John Rawls, the colossus of liberalism, died over the weekend.

News of his passing reminded me of something buried in a box in my back-room drawer, which I just fished out. Click for a small version or a full-sized image (about 560k).

When I was a grad student at Princeton, someone told me that (just like most libraries before computers) the books in Firestone library used to have a pocket inside the cover where the book’s borrowing record was kept on a removable card. When someone wanted the book from the library, the card would be removed and stamped with the date. Again, quite standard. The little twist was that faculty and students had a little stamp to mark their own name on the card, or (either earlier, or instead) they actually signed the card when they borrowed the book.

By the time I got there, the computer catalog and University ID cards had replaced this system. The books have barcodes and the computer catalog keeps a record of everyone’s borrowing. But Firestone has a huge number of volumes, so the library staff couldn’t simply stick the new barcodes in every single book at once. Instead, they did it piecemeal. If an old book was borrowed under the new system for the first time, a barcode sticker would be affixed to its inside cover. The old card, and the borrowing record it held, was thrown away.

Very occasionally, then, one would come across a book or journal that had been acquired by the library under the old system, had been borrowed a few times, but then lost popularity and just sat in the stacks. Inside the back pouch would be the old library card, with its list of dates, stamps and signatures on it.

A Firestone Library card.

A disused Firestone Library card.

Princeton has been home to some famous academics. Look at this card, for example, which I found inside a book one slow day in Firestone. There is John Rawls, on March 21st 1950. There, underneath him, is Jacob Viner, the economist. And there (I’m pretty sure), is Gregory Vlastos, the ancient philosopher and ethicist. (The stamp at the bottom belongs to Larry Laudan, the philosopher of science.)

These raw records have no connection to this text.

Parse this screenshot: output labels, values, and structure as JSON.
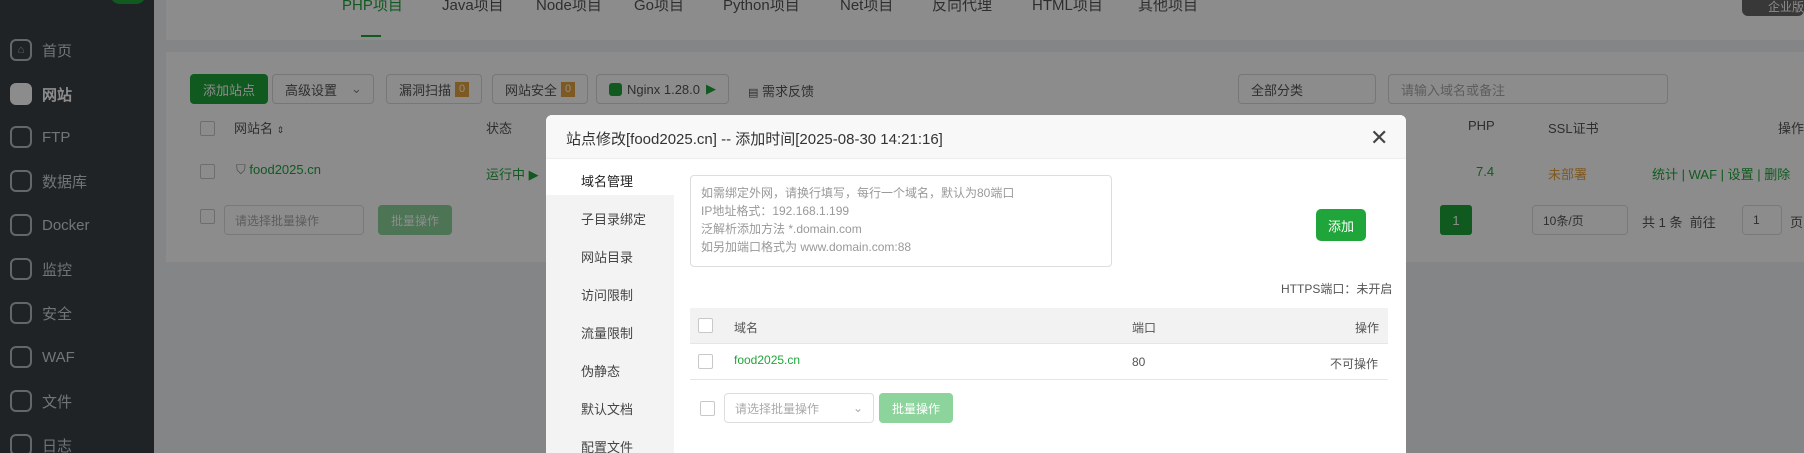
{
  "sidebar": {
    "items": [
      {
        "label": "首页",
        "icon": "home-icon"
      },
      {
        "label": "网站",
        "icon": "globe-icon"
      },
      {
        "label": "FTP",
        "icon": "ftp-icon"
      },
      {
        "label": "数据库",
        "icon": "database-icon"
      },
      {
        "label": "Docker",
        "icon": "docker-icon"
      },
      {
        "label": "监控",
        "icon": "monitor-icon"
      },
      {
        "label": "安全",
        "icon": "shield-icon"
      },
      {
        "label": "WAF",
        "icon": "waf-icon"
      },
      {
        "label": "文件",
        "icon": "folder-icon"
      },
      {
        "label": "日志",
        "icon": "log-icon"
      }
    ]
  },
  "tabs": [
    "PHP项目",
    "Java项目",
    "Node项目",
    "Go项目",
    "Python项目",
    "Net项目",
    "反向代理",
    "HTML项目",
    "其他项目"
  ],
  "topright": {
    "label": "企业版"
  },
  "toolbar": {
    "add_site": "添加站点",
    "advanced": "高级设置",
    "vuln_scan": "漏洞扫描",
    "vuln_count": "0",
    "site_security": "网站安全",
    "security_count": "0",
    "nginx": "Nginx 1.28.0",
    "feedback": "需求反馈",
    "category": "全部分类",
    "search_placeholder": "请输入域名或备注"
  },
  "site_table": {
    "headers": {
      "name": "网站名",
      "status": "状态",
      "php": "PHP",
      "ssl": "SSL证书",
      "ops": "操作"
    },
    "row": {
      "name": "food2025.cn",
      "status": "运行中",
      "php": "7.4",
      "ssl": "未部署",
      "ops": [
        "统计",
        "WAF",
        "设置",
        "删除"
      ]
    },
    "batch_placeholder": "请选择批量操作",
    "batch_button": "批量操作"
  },
  "pagination": {
    "current": "1",
    "per_page": "10条/页",
    "total": "共 1 条",
    "goto": "前往",
    "goto_value": "1",
    "page_suffix": "页"
  },
  "modal": {
    "title": "站点修改[food2025.cn] -- 添加时间[2025-08-30 14:21:16]",
    "nav": [
      "域名管理",
      "子目录绑定",
      "网站目录",
      "访问限制",
      "流量限制",
      "伪静态",
      "默认文档",
      "配置文件"
    ],
    "textarea_lines": [
      "如需绑定外网，请换行填写，每行一个域名，默认为80端口",
      "IP地址格式：192.168.1.199",
      "泛解析添加方法 *.domain.com",
      "如另加端口格式为 www.domain.com:88"
    ],
    "add_button": "添加",
    "https_port": "HTTPS端口：未开启",
    "table_headers": {
      "domain": "域名",
      "port": "端口",
      "ops": "操作"
    },
    "row": {
      "domain": "food2025.cn",
      "port": "80",
      "ops": "不可操作"
    },
    "batch_placeholder": "请选择批量操作",
    "batch_button": "批量操作"
  }
}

I’m not an autograph hunter, or celebrity-spotter, but I find it irresistable that the old books in Princeton’s library bore a record of the people who picked them up. The image I have (borrowing from my brilliant colleague Ron Breiger) is of the duality of books and readers: readers are partly defined by the books they have read, and books, in their own way, are networked into literatures through their common readers. In Firestone library, tucked inside some old books, is the ghostly outline of a once-living social system of people and their ideas.

In some ways, the Internet—- and especially things like blogs, God help us—- bring that outline into sharper focus. Instead of someone’s autograph inside a book, we can have a whole record of their thoughts on a topic. And instead of just glimpse of the interconnection and mutual constitution of individuals and ideas, we can have a real, dynamic map of the network. At least, that’s the promise of tools like Blogdex, Organica, and the The Blogging Ecosystem. But the hint of all this is there in that library card, which is why I took it with me out of Firestone when I found it.